Meet Your New Partner: The Sales Team

In B2B, Sales is your #1 customer.

“No, no, no… Sales is not our customer! They constantly insist that all the deals we lose are due to features, price, or because our literature sucks. It’s like they’ve never heard the phrase: ‘The selling starts when the customer says NO.’

Do you see how this thinking takes you exactly nowhere?

Sales Partnership Diagram.jpg

Bottom line: If you’re in a B2B market the chances are that you won’t be successful unless your Sales Team is successful. It’s like a marriage. There is misinterpretation of action, lack of communication, plenty of opportunity for frustration… but you are co-dependent. If you can make it work- Bliss. If you can’t- Hell. What’s more, since you can’t divorce Sales, you have to make it work. Here’s how to work toward that happy marriage.

Create a Partnership-Driven Feedback Loop

You’ve got to create a partnership-driven feedback loop with sales. Otherwise, there is just a long list of demands for stuff that sales says they want, which they may or may not actually need, and which they probably won’t use. Of course, you can’t do it all, so both parties just continue talking past one another.

So, how do we get that collaborative, ‘partnership-driven’ relationship going? Do two things:

Create a Sales-Centered Journey Map

You have to establish that partnership-driven feedback loop on the back of a tangible artifact- a sales-centered customer journey map.

To create that initial map, work with sales leadership and a couple of the best sales staff to hash it out together. Use the journey map model discussed in my prior article (Mapping the Customer Journey) to focus on how sales interact with prospects & customers within each segment and for each Persona that requires a different process.

This intensive discussion(s) will reveal what really happens throughout the sales process, which resources really get used or not used, and where gaps exist. You establish a common language with sales, understand the key articulation points in the sales process, and thus can then talk specifically about what can better support the sales team.

In the end, the priorities will become clear to everyone. Moreover, you’ve also established a baseline from which ongoing discussions can stem—the journey map anchors discussion, rather than simply orbiting around this week’s wish list.

Establish a Rotating Sales Roundtable

Next, set up a regular sales roundtable session (at least quarterly) to hash through what is working or not working and how the customer world or competitive tactics may have changed that suggests the need for something new.

You should have a core group for these sessions that includes non-sales folks too (e.g. product, marketing, customer service, and perhaps others). Importantly, you should invite one or two extra sales people to participate in each session who haven’t participated before- in order to keep things fresh. These folks participate for one session, then are replaced in the next.

The session focuses on the sales-centric journey map. This keeps the discussion focused and results in a changed map where everyone can see and agree to the key influence points and tactics needed for each event in the customer’s journey.
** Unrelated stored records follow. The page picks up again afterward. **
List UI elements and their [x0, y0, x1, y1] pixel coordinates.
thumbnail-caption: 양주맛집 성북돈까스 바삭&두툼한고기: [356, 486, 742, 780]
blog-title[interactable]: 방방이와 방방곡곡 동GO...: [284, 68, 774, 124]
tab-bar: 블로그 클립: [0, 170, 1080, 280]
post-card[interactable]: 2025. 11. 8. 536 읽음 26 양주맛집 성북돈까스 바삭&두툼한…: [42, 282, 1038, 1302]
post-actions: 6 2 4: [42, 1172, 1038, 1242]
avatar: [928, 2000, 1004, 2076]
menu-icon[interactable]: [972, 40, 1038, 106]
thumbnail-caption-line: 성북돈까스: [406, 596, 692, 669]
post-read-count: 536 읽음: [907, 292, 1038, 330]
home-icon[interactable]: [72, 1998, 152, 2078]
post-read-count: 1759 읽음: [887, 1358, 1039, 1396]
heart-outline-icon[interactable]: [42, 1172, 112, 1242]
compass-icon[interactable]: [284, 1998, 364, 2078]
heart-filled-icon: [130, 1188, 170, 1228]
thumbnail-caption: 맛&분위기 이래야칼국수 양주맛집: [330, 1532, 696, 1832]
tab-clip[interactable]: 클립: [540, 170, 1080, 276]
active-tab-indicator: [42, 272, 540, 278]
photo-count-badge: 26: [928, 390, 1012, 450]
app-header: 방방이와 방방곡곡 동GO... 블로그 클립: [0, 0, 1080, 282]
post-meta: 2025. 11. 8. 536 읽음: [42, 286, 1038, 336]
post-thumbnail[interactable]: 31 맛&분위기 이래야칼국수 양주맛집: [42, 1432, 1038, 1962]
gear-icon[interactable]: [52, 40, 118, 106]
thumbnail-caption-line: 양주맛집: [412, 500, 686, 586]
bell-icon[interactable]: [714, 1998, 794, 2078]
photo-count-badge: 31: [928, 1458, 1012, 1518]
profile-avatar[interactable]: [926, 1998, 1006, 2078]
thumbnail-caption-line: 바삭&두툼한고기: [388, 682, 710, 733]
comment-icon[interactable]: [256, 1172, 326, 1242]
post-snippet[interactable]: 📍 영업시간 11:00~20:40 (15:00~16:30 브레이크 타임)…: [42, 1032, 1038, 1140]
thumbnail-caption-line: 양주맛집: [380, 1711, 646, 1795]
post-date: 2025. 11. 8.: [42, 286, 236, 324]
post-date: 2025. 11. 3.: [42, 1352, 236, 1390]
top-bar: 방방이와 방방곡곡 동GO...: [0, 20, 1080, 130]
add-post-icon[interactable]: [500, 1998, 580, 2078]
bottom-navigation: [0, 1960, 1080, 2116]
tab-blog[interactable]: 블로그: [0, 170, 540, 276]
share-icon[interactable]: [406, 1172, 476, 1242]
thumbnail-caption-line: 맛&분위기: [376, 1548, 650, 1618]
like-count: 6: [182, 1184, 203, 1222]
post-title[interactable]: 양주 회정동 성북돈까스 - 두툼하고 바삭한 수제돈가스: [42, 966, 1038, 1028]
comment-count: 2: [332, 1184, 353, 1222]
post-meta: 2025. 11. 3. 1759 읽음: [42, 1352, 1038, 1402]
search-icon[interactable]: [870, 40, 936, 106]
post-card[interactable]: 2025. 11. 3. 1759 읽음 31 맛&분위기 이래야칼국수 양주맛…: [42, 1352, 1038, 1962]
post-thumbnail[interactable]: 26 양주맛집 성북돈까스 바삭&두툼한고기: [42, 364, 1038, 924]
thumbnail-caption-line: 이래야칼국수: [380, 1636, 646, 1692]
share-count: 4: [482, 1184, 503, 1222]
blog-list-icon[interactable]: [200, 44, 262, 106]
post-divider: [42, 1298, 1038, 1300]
To gain enthusiasm from sales for these sessions, keep the focus positive. Ask for sales success stories. Everyone loves to share their successes. It makes them feel expert and highlights their accomplishments. You use discussion of those stories to dissect the elements that created success, and which may create success in other situations as well. Everyone wins.

With this kind of regular, refreshed, and focused dialog, the discussion changes from “We need a full brochure with everything in it!”, to something more like:

“So, at this point in the process the prospect is typically assessing us against competitors as part of their evaluation committee. So, what have you seen that works best? How can we make sure every committee actually gets just most critical comparative information/ demo/ thought leadership/ etc. that will make our advantage apparent?”

That’s the kind of focused dialog you want with sales. The kind that is partnership-driven.

What Else?

Hang out with sales people. Get to know them and establish mutual trust. You will learn far more about the intricacies of prospects and the nature of the challenges faced than your CRM system can ever give you.